Der Europäische Gerichtshof hebt eine geringere Sozialleistung für Asylberechtigte in Oberösterreich auf.


Wien/Linz. Für die Bundesregierung gibt es im Endspurt für die bundesweite Reform der Mindestsicherung einen Warnschuss von EU-Seite. Eine geringere Sozialleistung für befristete Asylberechtigte verstößt gegen EU-Recht. Der Europäische Gerichtshof (EuGH) hat am Mittwoch eine entsprechende Bestimmung im schwarz-blau geführten Oberösterreich gekippt.

Für ÖVP und FPÖ hat das insofern Konsequenzen, weil es erklärtes Ziel der beiden Regierungsparteien ist, österreichweit einheitliche Vorgaben für Einschränkungen der Mindestsicherung für Ausländer und anerkannte Flüchtlinge zu schaffen.
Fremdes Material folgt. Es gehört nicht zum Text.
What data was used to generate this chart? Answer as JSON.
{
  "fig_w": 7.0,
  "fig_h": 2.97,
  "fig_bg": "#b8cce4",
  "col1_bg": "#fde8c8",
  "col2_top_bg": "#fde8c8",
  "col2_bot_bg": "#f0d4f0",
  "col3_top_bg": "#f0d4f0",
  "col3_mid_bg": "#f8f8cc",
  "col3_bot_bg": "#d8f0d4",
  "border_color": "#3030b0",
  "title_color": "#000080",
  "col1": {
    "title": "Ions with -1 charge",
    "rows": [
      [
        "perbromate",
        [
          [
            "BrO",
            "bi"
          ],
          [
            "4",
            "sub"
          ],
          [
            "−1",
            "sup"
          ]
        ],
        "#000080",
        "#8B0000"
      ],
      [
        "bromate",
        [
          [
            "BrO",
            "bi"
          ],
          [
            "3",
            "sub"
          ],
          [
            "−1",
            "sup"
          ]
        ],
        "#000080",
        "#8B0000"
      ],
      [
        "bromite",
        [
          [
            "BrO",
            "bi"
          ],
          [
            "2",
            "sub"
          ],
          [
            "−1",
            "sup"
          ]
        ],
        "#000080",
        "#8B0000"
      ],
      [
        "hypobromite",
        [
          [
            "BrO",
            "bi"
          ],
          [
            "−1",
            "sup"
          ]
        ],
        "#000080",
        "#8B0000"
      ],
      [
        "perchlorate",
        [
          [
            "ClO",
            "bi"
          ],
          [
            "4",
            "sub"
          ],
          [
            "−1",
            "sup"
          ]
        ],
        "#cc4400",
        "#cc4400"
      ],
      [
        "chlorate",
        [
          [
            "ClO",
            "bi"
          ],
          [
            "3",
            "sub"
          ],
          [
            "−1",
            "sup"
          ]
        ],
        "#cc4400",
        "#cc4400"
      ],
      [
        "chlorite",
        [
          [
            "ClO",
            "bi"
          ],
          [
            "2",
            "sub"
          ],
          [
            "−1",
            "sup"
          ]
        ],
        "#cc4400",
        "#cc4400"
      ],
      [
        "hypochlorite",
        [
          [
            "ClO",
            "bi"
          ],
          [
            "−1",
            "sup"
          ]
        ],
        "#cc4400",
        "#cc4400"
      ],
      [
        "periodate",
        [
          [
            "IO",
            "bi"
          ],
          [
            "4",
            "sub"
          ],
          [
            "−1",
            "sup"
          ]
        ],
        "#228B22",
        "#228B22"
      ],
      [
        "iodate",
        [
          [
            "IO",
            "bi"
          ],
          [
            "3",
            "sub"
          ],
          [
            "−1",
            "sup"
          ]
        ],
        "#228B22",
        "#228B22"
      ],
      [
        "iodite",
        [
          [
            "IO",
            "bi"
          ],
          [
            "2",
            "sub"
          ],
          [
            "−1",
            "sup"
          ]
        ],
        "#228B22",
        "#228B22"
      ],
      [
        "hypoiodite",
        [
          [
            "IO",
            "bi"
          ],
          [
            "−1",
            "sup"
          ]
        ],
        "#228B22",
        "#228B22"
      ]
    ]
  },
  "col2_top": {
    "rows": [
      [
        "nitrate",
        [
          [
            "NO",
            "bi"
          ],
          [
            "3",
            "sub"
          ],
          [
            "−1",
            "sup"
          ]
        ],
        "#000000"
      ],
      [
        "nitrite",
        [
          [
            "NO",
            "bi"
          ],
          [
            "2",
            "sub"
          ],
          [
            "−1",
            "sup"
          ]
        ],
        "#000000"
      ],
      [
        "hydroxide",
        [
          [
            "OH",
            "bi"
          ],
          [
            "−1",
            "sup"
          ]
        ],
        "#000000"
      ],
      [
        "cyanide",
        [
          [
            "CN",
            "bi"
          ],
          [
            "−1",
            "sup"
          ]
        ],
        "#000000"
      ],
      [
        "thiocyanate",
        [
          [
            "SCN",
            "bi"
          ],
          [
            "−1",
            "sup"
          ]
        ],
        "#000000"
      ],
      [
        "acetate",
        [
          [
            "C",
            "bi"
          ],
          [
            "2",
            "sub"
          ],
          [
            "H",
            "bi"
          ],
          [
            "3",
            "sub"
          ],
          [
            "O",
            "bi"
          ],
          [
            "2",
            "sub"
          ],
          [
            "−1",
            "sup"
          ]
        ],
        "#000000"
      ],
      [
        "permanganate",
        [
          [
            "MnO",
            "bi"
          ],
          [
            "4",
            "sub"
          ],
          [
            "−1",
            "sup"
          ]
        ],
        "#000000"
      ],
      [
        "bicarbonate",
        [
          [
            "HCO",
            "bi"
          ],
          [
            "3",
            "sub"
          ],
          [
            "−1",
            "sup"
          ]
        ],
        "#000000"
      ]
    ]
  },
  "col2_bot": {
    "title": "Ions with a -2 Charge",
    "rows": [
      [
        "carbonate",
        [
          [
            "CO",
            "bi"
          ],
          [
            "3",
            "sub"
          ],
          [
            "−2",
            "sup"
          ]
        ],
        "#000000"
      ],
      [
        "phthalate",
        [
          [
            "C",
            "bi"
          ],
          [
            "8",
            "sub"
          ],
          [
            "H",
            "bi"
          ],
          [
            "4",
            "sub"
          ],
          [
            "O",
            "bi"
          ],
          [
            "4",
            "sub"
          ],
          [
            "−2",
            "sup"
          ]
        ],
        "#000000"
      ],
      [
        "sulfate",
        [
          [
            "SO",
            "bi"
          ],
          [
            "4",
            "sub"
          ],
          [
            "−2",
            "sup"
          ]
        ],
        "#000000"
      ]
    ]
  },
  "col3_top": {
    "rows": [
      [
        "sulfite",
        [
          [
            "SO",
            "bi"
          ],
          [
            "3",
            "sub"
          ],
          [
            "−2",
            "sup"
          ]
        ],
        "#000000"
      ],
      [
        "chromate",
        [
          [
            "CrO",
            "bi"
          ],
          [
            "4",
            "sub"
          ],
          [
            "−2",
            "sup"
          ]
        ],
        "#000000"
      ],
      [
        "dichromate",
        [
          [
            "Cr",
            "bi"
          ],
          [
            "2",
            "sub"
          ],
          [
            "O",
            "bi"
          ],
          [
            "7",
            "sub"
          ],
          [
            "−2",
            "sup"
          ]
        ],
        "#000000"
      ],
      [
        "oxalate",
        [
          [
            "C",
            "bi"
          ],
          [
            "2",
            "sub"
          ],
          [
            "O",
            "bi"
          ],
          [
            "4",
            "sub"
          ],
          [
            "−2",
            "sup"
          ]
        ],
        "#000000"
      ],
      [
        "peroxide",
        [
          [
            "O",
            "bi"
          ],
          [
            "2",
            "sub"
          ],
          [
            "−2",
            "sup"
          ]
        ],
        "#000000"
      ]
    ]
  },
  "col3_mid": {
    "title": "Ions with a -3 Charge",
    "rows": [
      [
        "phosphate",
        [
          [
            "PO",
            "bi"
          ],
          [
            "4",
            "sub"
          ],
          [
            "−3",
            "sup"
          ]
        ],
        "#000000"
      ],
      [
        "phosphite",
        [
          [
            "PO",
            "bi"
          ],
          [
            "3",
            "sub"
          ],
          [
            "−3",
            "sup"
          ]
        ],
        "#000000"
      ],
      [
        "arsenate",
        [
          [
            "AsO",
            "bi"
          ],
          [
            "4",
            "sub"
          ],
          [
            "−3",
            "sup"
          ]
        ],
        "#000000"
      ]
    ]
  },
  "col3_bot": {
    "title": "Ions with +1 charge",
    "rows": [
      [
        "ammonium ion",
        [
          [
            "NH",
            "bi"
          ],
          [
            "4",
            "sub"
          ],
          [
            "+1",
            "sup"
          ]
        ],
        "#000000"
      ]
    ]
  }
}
Mit der EuGH-Entscheidung wird der Spielraum für eine Lösung nochmals eingegrenzt.

Sozialministerin Beate Hartinger-Klein (FPÖ) hat für November den Gesetzesentwurf für die neue Mindestsicherung angekündigt. Noch wird innerhalb der Koalition allerdings verhandelt.

Am Reformplan hält die Regierung fest, wie der "Wiener Zeitung" versichert wurde. Allerdings wird der Gesetzesentwurf nachjustiert werden. Das ist eine Folge der gerichtlichen Entscheidung auf EU-Ebene. Im Sozialressort wurde erklärt, im Vorschlag der Regierungsparteien werde die Problematik des EuGH-Urteils "berücksichtigt". Nähere Details wollte man dazu nicht nennen. Es werde ein Entwurf vorgelegt, der verfassungs- und EU-rechtskonform sein werde, wurde betont.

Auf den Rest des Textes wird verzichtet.